Verrückt, mit welcher Innigkeit und Sorgfalt die Akteure sich ans Mikro stellen und singen. Bettina Stucky zwitschert „I Tried To Leave You“, Lars Rudolph flötet „When The Ship Comes In“. Herzzerreißend. Für Dylans „Ballad Of A Thin Man“ legt sich eine komplette Band ins Zeug. Das sind Momente, wo man denkt: Spielt weiter! Lasst das Theater! Macht die Türen auf und holt Bier! Eine hoch besetzte Produktion, fast nur mit Gästen, aufreizend unterspielt. Nein, reizlos. Riesige Videos (von Chris Kondek) laufen auf der Rückwand, man kennt das von Pucher: die Schauspieler verdoppelt, verspiegelt, vom eigenen Über-Ich überschattet. Nichts verfängt. Was macht eigentlich Stipe Erceg hier? Steht rum, sagt was, geht wieder. Bibiana Beglau schreitet mit Würde und aasiger Eleganz lange Diagonalen ab, eine einsame Frau, die ihren Absturz antizipiert. Sie erschien nicht zum Applaus.

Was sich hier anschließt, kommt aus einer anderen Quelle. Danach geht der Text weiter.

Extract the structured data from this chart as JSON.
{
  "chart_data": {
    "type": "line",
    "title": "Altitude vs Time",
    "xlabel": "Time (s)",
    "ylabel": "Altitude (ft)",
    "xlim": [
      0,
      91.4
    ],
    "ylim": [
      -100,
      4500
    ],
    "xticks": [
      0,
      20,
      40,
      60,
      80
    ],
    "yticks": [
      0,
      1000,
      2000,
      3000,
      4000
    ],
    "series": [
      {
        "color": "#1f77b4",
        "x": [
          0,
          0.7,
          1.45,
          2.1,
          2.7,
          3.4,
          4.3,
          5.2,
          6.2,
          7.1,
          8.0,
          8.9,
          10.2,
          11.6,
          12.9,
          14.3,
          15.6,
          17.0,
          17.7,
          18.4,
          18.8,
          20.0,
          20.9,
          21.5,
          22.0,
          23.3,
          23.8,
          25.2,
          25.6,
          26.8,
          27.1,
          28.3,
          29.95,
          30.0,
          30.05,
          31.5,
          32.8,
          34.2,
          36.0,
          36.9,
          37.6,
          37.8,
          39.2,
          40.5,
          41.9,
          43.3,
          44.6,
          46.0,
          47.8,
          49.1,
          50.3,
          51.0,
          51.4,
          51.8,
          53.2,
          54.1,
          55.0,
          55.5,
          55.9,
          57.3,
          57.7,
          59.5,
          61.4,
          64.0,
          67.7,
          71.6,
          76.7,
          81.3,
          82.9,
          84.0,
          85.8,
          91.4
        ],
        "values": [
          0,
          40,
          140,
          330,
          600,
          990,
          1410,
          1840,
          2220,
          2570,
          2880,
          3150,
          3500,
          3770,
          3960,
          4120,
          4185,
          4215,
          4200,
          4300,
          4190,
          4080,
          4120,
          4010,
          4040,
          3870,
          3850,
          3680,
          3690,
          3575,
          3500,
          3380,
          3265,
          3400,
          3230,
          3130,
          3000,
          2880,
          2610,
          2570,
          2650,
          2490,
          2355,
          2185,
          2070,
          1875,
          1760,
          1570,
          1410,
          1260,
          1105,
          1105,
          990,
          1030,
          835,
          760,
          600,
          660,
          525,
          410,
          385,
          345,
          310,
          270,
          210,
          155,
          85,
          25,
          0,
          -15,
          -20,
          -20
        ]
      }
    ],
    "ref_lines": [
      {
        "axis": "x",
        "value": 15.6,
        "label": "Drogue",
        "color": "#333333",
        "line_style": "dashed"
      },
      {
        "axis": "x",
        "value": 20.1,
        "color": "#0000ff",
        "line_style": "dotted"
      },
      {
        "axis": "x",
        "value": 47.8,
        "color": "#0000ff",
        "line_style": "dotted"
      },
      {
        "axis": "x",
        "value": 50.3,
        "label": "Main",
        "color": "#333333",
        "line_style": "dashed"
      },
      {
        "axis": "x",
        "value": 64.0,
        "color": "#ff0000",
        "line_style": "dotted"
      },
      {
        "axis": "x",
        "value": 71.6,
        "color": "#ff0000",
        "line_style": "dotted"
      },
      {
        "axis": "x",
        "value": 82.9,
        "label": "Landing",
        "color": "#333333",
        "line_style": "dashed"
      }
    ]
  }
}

Keine Sexszenen. Es ist nicht mal wirklich die Rede davon. Trotzdem riecht die Atmosphäre, wenn dieser Abend überhaupt eine hat, nach „Elementarteilchen“. Das wäre vielleicht was: Tschechows orientierungslose Clowns und – vergessen wir mal die Ideologieexperimente des 20. Jahrhunderts – dann gleich die Houellebecq’schen Klone. Aber all das versendet sich sofort, man ärgert sich über blöde Kleinigkeiten. Thomas Wodianka (Platonov) irritiert mit seiner Wuschelperücke, die mehr an Wolfgang Niedecken als an den jungen, auratischen Dylan erinnert. Bei Pucher gibt’s die Sensationen, Emotionen, Assoziationen immer nur aus zweiter oder dritter Hand. Anfangs ein alter, tonloser Film: russische Intellektuelle auf dem Land, wie in Peter Steins „Sommergästen“. Verdammt lang her. Video ist hier: Verrat. Verlustanzeige. Eine Art fünfter Wand.

Pucher hat allerlei Regie-Einfälle, weil ihm im Grunde gar nichts einfällt. Vom heißen Blechdach in die cool-hilflose Verkopftheit. Am Ende müssen sie dann doch noch kraxeln – auf einer großen Schräge rutschen die Akteure über eine Projektion kriechender Leiber. Wenn gar nichts mehr hilft, das ist ja öfter zu beobachten, machen wir Tanztheater!

„Something is happening/And you don’t know what it is“: Bob Dylan mag sarkastischer erscheinen als Tschechow, doch der Befund ist der gleiche. Nenn es Orientierungslosigkeit oder das Gefühl, ein Freak zu sein unter lauter Verrückten. Zwischen Dylan, den Pucher hier genüsslich ausspielen lässt, und Tschechow liegen achtzig Jahre, und „Ballad Of A Thin Man“ ist nun auch schon vier Jahrzehnte alt. Der Unterschied zu heute: Die Kunst hat die Lust und die Kraft verloren, Lustlosigkeit und gesellschaftliche Lähmung zu beschreiben. Es gibt keine Differenz mehr zwischen Interpret/Akteur und seinem Gefühl oder Gegenstand.

Jetzt sind wir keine Elementar- , sondern Ersatzteilchen, haben den Überblick komplett verloren. Können nicht mal mehr sagen, dass wir nicht mehr durchsehen. Im Unterschied zu Tschechow ist jetzt nicht nur die Zukunft dahin, sondern auch die Vergangenheit. Pure Depression. Dafür aber ist Theater das falsche Medium. All die wunderbaren Schauspieler hängen hier ab, und wir müssen kapieren, dass dies auf keinen Fall ein wunderbarer Abend ist, sondern eine furchtbare Situation. So verlegen schien die Volksbühne nie. Dass nachher in der gut gefüllten Premierenlounge eine junge Frau fragt, was ist mit Dylan, ist er tot, setzt dem leeren Fass die Pappkrone auf.